Les invités, dont des membres du groupe SAPEC, des représentants de la presse et des personnes intéressées, écoutent en silence les intervenants. Des sourires apparaissent parfois au détour de phrases bien senties, telles que «cette démarche aurait dû se faire il y a 20 ans», lancée par Monika Domman, l’une des responsables du projet pilote.
Libérer la parole
Lorsque la séance se termine, des applaudissements éclatent, signe que les discours ont été positivement reçus. A la sortie de la salle, Valerio Maj salue «quelque chose de très important». L’homme d’une soixantaine d’année a été abusé par un prêtre en Italie, il y a plus de 50 ans. Il témoigne notamment dans le dossier Lorsque le berger est un loup, réalisé en 2018 par Pierre Pistoletti. «C’est bien que l’Église en Suisse se mette au diapason de ce qui a déjà été fait dans beaucoup d’autres pays. La démarche m’est apparue comme plutôt sérieuse, en tout cas de grande ampleur.»
«C’est bien de reconnaître et d’identifier les blessures, mais ensuite, il faut les soigner»
Véronique, art-thérapeute dans le canton de Vaud
Valerio estime que les mesures présentées par Mgr Bonnemain, évêque de Coire, vont dans le bon sens.

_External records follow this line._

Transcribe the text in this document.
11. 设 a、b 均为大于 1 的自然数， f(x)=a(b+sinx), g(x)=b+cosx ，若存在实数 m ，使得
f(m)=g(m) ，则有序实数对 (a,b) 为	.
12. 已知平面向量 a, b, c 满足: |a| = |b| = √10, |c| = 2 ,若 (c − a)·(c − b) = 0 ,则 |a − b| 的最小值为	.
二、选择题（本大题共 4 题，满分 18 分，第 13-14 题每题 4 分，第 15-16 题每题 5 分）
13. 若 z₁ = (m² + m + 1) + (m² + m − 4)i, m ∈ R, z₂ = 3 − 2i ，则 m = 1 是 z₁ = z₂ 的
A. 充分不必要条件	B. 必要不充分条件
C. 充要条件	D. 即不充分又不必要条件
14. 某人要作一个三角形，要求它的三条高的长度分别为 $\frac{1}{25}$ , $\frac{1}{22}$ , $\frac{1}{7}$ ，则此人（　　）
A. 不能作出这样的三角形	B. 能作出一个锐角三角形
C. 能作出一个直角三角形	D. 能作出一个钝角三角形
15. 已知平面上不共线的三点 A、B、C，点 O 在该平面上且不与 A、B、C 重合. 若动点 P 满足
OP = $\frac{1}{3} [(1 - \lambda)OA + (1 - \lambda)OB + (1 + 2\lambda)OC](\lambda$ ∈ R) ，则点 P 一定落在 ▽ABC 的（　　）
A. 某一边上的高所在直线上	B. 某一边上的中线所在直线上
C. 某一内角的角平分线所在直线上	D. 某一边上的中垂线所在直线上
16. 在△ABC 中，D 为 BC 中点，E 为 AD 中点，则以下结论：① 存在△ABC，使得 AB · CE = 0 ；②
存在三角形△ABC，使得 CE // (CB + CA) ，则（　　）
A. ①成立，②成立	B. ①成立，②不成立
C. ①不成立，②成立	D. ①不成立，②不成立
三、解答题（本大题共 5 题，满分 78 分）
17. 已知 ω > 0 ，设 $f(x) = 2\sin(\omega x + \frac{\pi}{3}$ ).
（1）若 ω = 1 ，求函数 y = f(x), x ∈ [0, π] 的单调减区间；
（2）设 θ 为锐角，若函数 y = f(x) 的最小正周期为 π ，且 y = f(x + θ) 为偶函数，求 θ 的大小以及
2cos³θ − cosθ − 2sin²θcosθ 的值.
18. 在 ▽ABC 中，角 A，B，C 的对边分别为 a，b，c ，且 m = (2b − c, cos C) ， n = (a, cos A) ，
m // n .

L’Italien d’origine, qui vit près de Fribourg depuis 40 ans, juge aussi que l’Église devrait s’ouvrir sur d’autres sujets que la pédophilie. «Il y a tous ces prêtres qui ont des compagnes ou des enfants, ou ceux qui vivent mal leur homosexualité… les problèmes liés à la sexualité sont beaucoup plus vastes que ça dans l’Église.»
Mais pour Valerio, le projet d’enquête peut surtout aider à la libération de la parole. «Les personnes concernées seront plus disposées à s’exprimer. Cela peut leur faire du bien de savoir qu’elles ne sont pas seules.»
La «réparation» oubliée?
Marie (prénom fictif), abusée par un prêtre dans le canton de Fribourg dans les années 1960, qui a récemment témoigné sur cath.ch, était présente lors de la retransmission. «C’est un grand pas en avant. C’est très bien que l’Église veuille faire le ménage.» Elle s’affirme cependant choquée par «les chiffres énormes» révélés lors de la présentation à Zurich (entre 1950 et 2022, 1002 cas d’abus sexuels sur 921 victimes pour 510 auteurs). Elle reste aussi perplexe sur la réelle prise de conscience dans l’Église.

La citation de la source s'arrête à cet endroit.